Après avoir croisé le chemin de Sasha Waltz, Benoît Lachambre, Emio Greco, Nasser Martin Gousset…, Laurie Young présente au Festival Uzès Danse sa première chorégraphie, provoquant pour ma part une certaine fébrilité.

« OmU »- titre de sa proposition – traite de ses questionnements et réflexions sur la notion d’identité.  N’est-il d’ailleurs pas le propre de chaque créateur de traiter de ses angoisses, de ses introspections ? Sauf que « OmU » se retrouve être une sorte de bric-à-brac d’analyses, d’idées qui finit dans l’incohérence la plus totale.
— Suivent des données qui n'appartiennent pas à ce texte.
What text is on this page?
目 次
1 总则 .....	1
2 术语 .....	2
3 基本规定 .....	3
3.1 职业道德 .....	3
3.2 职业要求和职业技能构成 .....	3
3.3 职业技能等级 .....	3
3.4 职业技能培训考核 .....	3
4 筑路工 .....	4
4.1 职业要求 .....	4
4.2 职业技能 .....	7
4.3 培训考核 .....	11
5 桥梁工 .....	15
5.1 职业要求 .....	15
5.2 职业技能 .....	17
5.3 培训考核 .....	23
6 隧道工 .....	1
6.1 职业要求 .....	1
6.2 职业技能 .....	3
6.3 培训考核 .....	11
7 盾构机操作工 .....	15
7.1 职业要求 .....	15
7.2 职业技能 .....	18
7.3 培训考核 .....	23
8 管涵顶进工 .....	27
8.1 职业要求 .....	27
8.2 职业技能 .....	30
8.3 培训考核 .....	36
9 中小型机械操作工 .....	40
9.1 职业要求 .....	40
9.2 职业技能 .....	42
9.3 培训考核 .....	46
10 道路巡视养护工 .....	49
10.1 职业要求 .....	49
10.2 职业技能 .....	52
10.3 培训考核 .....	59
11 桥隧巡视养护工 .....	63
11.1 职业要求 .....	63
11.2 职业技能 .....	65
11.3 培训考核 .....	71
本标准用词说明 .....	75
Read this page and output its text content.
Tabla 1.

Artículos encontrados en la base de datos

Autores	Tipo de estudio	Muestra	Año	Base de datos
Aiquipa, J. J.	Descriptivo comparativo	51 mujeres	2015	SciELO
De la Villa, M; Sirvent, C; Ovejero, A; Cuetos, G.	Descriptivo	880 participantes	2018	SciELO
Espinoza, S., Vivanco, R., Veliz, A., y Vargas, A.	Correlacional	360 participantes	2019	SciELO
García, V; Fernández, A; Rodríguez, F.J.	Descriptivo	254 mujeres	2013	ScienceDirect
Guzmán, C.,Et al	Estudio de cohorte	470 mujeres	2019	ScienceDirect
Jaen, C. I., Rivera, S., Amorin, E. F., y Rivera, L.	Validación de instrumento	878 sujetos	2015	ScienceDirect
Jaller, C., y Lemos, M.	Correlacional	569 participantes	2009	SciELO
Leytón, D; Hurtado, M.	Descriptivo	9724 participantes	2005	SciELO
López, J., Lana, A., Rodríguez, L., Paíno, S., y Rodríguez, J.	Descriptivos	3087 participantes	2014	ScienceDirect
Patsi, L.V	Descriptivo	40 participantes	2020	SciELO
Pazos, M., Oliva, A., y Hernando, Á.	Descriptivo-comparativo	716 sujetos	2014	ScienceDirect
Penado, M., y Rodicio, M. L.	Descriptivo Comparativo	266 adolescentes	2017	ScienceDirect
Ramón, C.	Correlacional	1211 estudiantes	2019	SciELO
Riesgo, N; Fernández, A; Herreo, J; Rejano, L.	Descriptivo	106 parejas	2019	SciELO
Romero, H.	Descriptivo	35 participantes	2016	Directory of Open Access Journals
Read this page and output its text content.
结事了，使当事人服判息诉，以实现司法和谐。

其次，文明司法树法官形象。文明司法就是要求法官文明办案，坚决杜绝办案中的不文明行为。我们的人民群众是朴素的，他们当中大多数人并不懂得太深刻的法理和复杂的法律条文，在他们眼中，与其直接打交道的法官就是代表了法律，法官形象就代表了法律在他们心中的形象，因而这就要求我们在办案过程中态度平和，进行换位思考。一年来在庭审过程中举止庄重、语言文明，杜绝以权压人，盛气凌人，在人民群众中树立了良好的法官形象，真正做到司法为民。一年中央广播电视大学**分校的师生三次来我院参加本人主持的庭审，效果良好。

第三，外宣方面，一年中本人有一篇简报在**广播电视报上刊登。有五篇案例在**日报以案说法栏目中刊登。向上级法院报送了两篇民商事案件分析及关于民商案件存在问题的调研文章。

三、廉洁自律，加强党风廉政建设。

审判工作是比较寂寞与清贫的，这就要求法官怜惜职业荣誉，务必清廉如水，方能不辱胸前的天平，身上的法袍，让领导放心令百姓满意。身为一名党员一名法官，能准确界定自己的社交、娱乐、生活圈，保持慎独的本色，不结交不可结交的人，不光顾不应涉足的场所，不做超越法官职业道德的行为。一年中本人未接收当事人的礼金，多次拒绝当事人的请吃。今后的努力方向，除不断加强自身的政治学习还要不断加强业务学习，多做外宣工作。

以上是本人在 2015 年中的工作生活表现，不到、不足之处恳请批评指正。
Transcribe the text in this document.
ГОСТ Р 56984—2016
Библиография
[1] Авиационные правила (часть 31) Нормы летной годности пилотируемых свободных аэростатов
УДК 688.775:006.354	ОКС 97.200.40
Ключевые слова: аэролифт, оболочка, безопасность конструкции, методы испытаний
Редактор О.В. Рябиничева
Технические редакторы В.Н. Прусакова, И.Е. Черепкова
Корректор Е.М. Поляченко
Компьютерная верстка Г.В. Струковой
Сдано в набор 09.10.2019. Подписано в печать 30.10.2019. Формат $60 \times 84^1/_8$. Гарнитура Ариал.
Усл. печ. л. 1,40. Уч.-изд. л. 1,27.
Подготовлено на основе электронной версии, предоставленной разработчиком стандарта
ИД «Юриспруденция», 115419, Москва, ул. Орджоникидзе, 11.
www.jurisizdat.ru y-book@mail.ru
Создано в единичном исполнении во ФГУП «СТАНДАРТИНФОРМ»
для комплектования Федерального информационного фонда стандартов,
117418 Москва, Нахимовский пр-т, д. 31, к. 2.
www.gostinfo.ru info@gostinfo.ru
En jetant le trouble dès les premières minutes avec une projection d’images floues et des commentaires d’hommes et de femmes exposant ce qu’ils croient voir (une forme, une personne ?), nous oscillons entre le masculin et le féminin. La voix masculine décrie un aspect féminin et inversement. Amusant. La perception dépendrait-elle de notre rôle sexué, que l’argumentation est intéressante.

Apparaissent nos quatre danseurs. Alessio Bonaccorsi parfait androgyne colle à merveille au propos de Laurie Young. Troublé par l’image qui s’en dégage, je rejoins la question : « qui définit notre identité ? » La force de ce postulat est telle que je décide de m’abandonner dans les bras de Laurie Young pour sa démonstration.

Cependant, tout ne tourne pas autour de cette question. Laurie Young s’interroge aussi sur sa position face à la projection qu’en fait le public, autrement dit à sa posture d’interprète et de chorégraphe. Et c’est à ce moment que tout redevient flou. Retour à la case départ.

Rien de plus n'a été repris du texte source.